Warning, this is a political post. If you don’t want to read about politics, click on one of the other subjects on the menu bar…
In the context of what may or may not be in George Osborne’s budget later this week, I’m hearing a lot of mentions of the infamous Laffer Curve.
The Laffer Curve is a somewhat questionable piece of economic thinking which states, in it’s commonly-used form, that if taxation is raised to a level higher than the rich would really like to pay, then overall revenue will fall because the rich then won’t work as hard. Such an idea has obvious appeal to the types that take Ayn Rand seriously – Indeed, I always associate the term with a particularly noxious right-libertarian troll on the Pyramid Online forums a decade or so ago.
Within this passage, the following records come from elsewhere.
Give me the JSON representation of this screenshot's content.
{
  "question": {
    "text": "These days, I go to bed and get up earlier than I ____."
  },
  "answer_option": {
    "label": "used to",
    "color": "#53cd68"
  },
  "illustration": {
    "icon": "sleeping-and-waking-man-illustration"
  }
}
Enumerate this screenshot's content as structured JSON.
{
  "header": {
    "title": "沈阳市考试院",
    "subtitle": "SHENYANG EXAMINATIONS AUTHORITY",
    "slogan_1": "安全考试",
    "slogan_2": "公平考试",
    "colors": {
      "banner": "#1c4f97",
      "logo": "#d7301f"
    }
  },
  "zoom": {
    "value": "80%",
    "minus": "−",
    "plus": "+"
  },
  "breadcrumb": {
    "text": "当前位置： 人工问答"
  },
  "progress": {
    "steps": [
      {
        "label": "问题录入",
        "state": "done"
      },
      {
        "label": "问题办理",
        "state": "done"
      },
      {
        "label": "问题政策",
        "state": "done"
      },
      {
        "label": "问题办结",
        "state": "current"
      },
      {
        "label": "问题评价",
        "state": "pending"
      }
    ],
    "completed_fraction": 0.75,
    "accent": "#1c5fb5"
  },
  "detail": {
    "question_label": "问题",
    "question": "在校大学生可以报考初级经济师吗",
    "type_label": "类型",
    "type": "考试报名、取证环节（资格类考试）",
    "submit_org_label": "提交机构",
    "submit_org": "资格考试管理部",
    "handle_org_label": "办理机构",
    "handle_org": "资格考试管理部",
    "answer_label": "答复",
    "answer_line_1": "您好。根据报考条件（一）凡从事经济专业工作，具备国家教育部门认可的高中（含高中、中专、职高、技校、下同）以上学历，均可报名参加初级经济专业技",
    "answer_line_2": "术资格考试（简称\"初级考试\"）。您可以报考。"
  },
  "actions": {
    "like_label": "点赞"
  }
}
Yes, I can appreciate the hypothesis that there is a point of diminishing returns if a taxation rate is ridiculously high. It’s why nobody today is suggesting a return to Denis Healey’s 98% taxes of the 1970s. But the Lafferites go further than that. They give every appearance of insisting on a completely arbitrary figure as the threshold of diminishing returns, and expect you to accept this in the complete absence of any empirical evidence to support it.
Not that the hard right are any bigger fans of evidence-based economics as they are of evidence-based science. You can see this in their climate change denial. And don’t even get me started on young-earth creationism. This is the sort of intellectual company the Laffer Curve keeps. So why should we take it seriously?